The microcontroller board is USB powered, plugged into a wall adaptor.
The program operates on a single loop, following this workflow:
See the Swagger docs for details
I based the design for the remote control application on the one I made for my traffic light. It's pure JS/CSS with the only external dependency on FontAwesome for icons.
It's hosted on GitHub pages so all the on-air sign has to do is proxy the initial request to load index.html
Updates to the sign state are shared via Websocket to all connected clients. Requests to change state are provided by the REST endpoints mentioned above.
Originally I wanted to use Zoom's webhook API to send messages to a gateway API, and then pass these on to the on-air sign. However, it turned out to be easier to use the fantastic pyzoomproc utility, which runs on my work laptop and triggers curl to hit the appropriate endpoints on my sign.

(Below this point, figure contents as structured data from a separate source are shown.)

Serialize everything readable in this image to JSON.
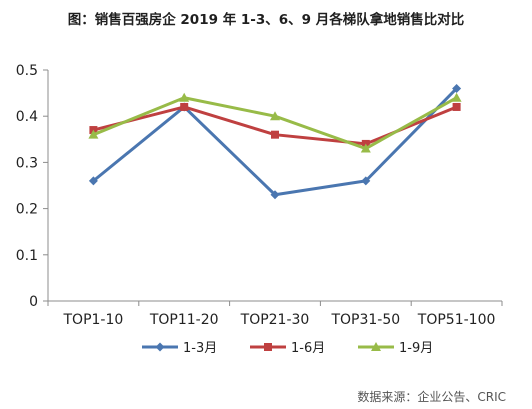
{
  "chart_data": {
    "type": "line",
    "title": "图：销售百强房企 2019 年 1-3、6、9 月各梯队拿地销售比对比",
    "categories": [
      "TOP1-10",
      "TOP11-20",
      "TOP21-30",
      "TOP31-50",
      "TOP51-100"
    ],
    "series": [
      {
        "name": "1-3月",
        "color": "#4a76b0",
        "marker": "diamond",
        "values": [
          0.26,
          0.42,
          0.23,
          0.26,
          0.46
        ]
      },
      {
        "name": "1-6月",
        "color": "#bf4040",
        "marker": "square",
        "values": [
          0.37,
          0.42,
          0.36,
          0.34,
          0.42
        ]
      },
      {
        "name": "1-9月",
        "color": "#98bb48",
        "marker": "triangle",
        "values": [
          0.36,
          0.44,
          0.4,
          0.33,
          0.44
        ]
      }
    ],
    "ylim": [
      0,
      0.5
    ],
    "yticks": [
      "0",
      "0.1",
      "0.2",
      "0.3",
      "0.4",
      "0.5"
    ],
    "grid": false,
    "legend_position": "bottom"
  },
  "source": "数据来源：企业公告、CRIC"
}
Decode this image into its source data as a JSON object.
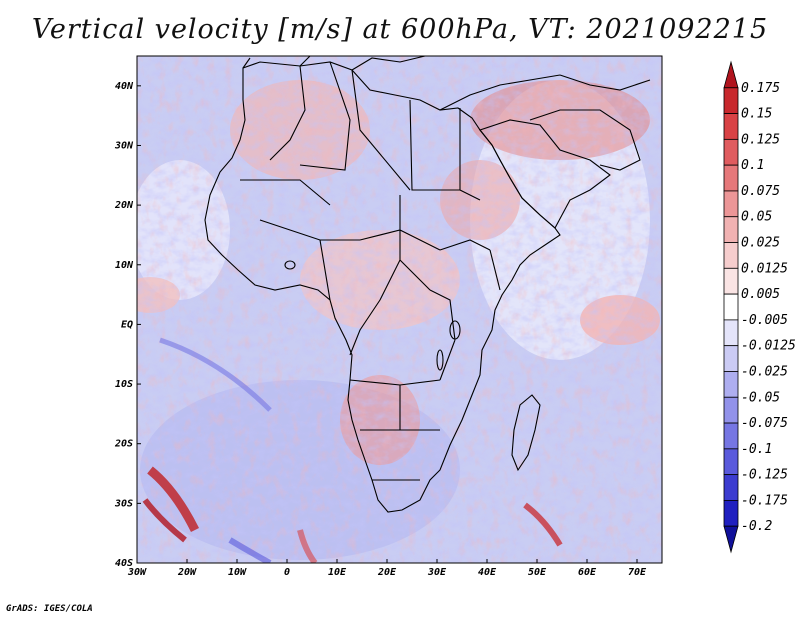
{
  "title": "Vertical velocity [m/s] at 600hPa, VT: 2021092215",
  "credit": "GrADS: IGES/COLA",
  "map": {
    "lon_labels": [
      "30W",
      "20W",
      "10W",
      "0",
      "10E",
      "20E",
      "30E",
      "40E",
      "50E",
      "60E",
      "70E"
    ],
    "lat_labels": [
      "40N",
      "30N",
      "20N",
      "10N",
      "EQ",
      "10S",
      "20S",
      "30S",
      "40S"
    ],
    "lon_range": [
      -30,
      75
    ],
    "lat_range": [
      -40,
      45
    ]
  },
  "colorbar": {
    "levels": [
      "0.175",
      "0.15",
      "0.125",
      "0.1",
      "0.075",
      "0.05",
      "0.025",
      "0.0125",
      "0.005",
      "-0.005",
      "-0.0125",
      "-0.025",
      "-0.05",
      "-0.075",
      "-0.1",
      "-0.125",
      "-0.175",
      "-0.2"
    ],
    "colors": [
      "#b0141e",
      "#c8282d",
      "#d94245",
      "#e05c5f",
      "#e6787a",
      "#ec9697",
      "#f1b2b2",
      "#f6cdcd",
      "#fae4e4",
      "#ffffff",
      "#e4e4fa",
      "#cbcbf4",
      "#aeaef0",
      "#9292ea",
      "#7676e3",
      "#5a5adc",
      "#3c3cd0",
      "#2020c0",
      "#10109a"
    ]
  }
}
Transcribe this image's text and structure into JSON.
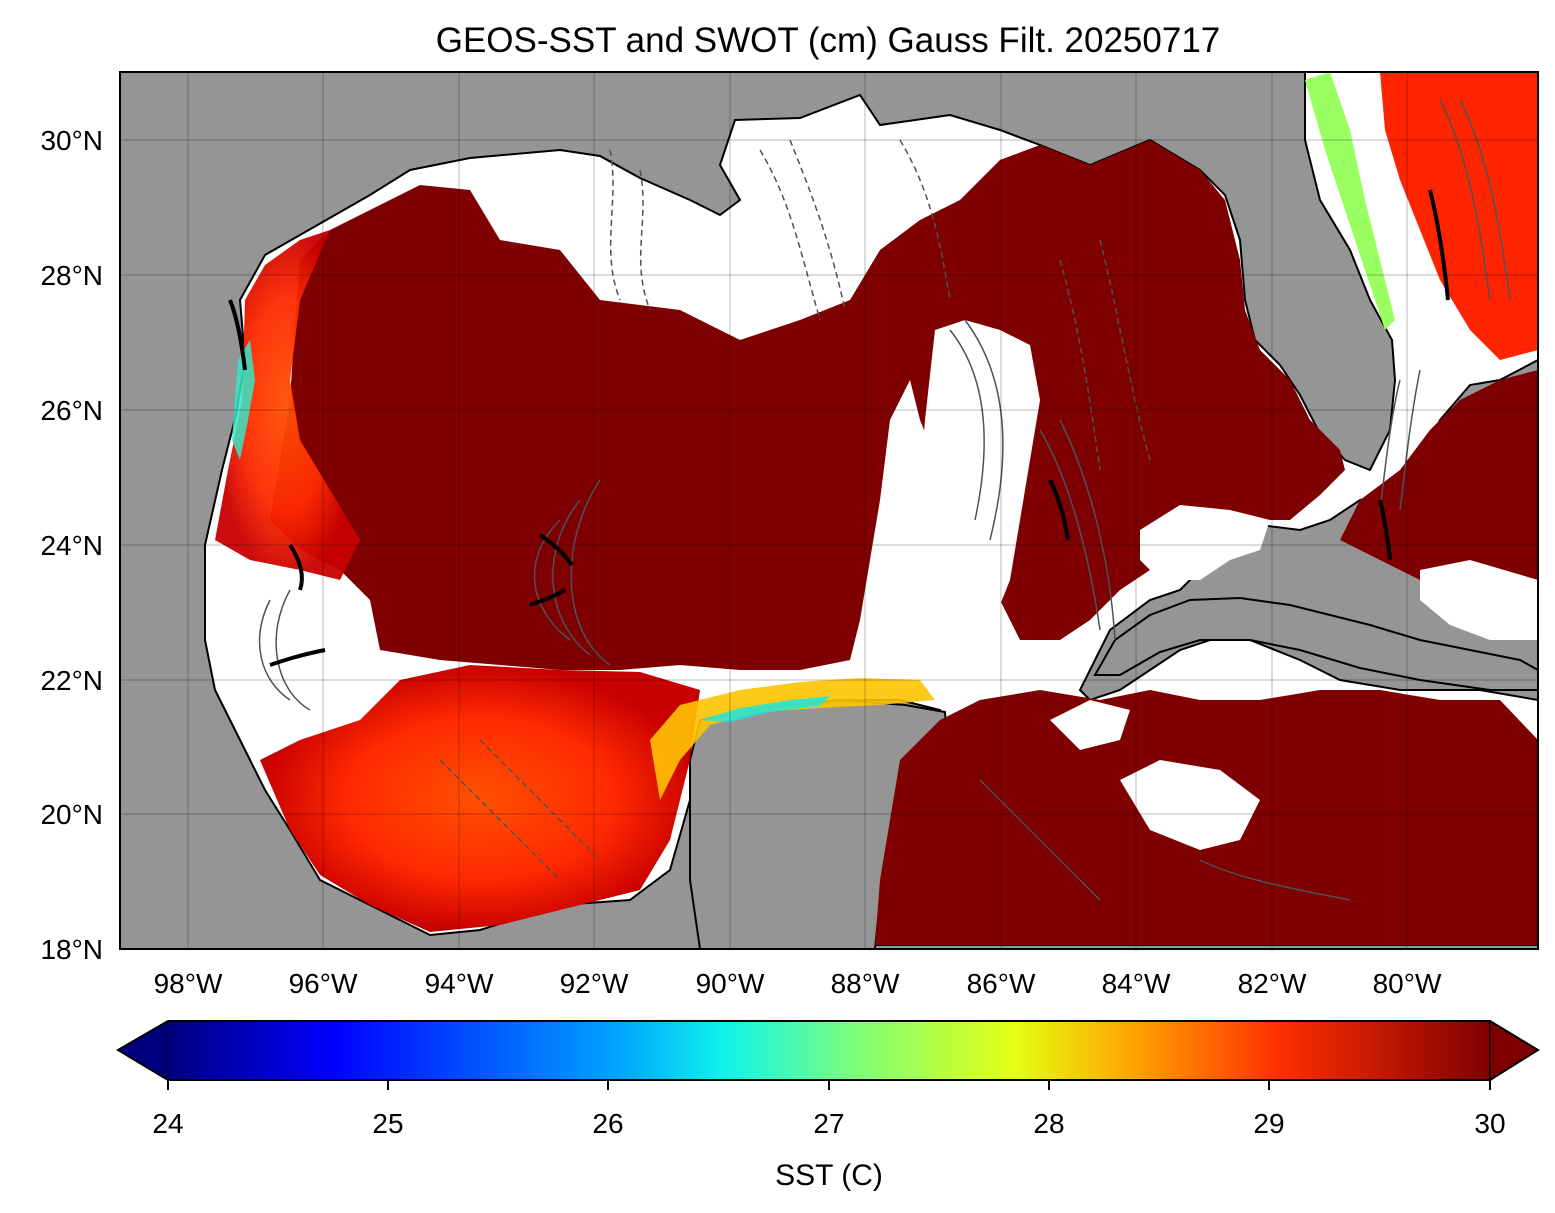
{
  "figure": {
    "title": "GEOS-SST  and SWOT (cm) Gauss Filt. 20250717"
  },
  "map": {
    "lon_range": [
      -99,
      -78.2
    ],
    "lat_range": [
      18,
      31
    ],
    "lat_tick_labels": [
      "18°N",
      "20°N",
      "22°N",
      "24°N",
      "26°N",
      "28°N",
      "30°N"
    ],
    "lon_tick_labels": [
      "98°W",
      "96°W",
      "94°W",
      "92°W",
      "90°W",
      "88°W",
      "86°W",
      "84°W",
      "82°W",
      "80°W"
    ],
    "land_color": "#959595",
    "no_data_color": "#ffffff",
    "contour_color": "#4b535a",
    "gridlines": true
  },
  "colorbar": {
    "label": "SST (C)",
    "tick_labels": [
      "24",
      "25",
      "26",
      "27",
      "28",
      "29",
      "30"
    ],
    "range": [
      24,
      30
    ],
    "extend": "both",
    "colormap": "jet",
    "colormap_stops": [
      "#00007f",
      "#0000ff",
      "#00a4ff",
      "#0ff2ed",
      "#7dff7a",
      "#e4ff13",
      "#ffa400",
      "#ff3000",
      "#7f0000"
    ]
  }
}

Everyone's #1 feature request: <marquee/> support. From the webapp or using the /api/message endpoint, you can send a message that will be displayed and scroll on the screen.
Current limitations:
- Non-accented ASCII characters only
- 255 character max length
The RTC module keeps time quite accurately, to within a few seconds over a year. I used a separate Arduino sketch to set the UTC time correctly once, and then I rely on the Timezone library to handle local time conversions. This also conveniently handles daylight savings time adjustments.
As the RTC module also includes a thermometer, the current temperature can also be displayed on-screen. I made a small correction because the sensor is in a closed box and doesn't get much airflow, but it seems to be fairly accurate for "room temperature" values.
Some future ideas:
- Include a QR code on the webapp for sharing easily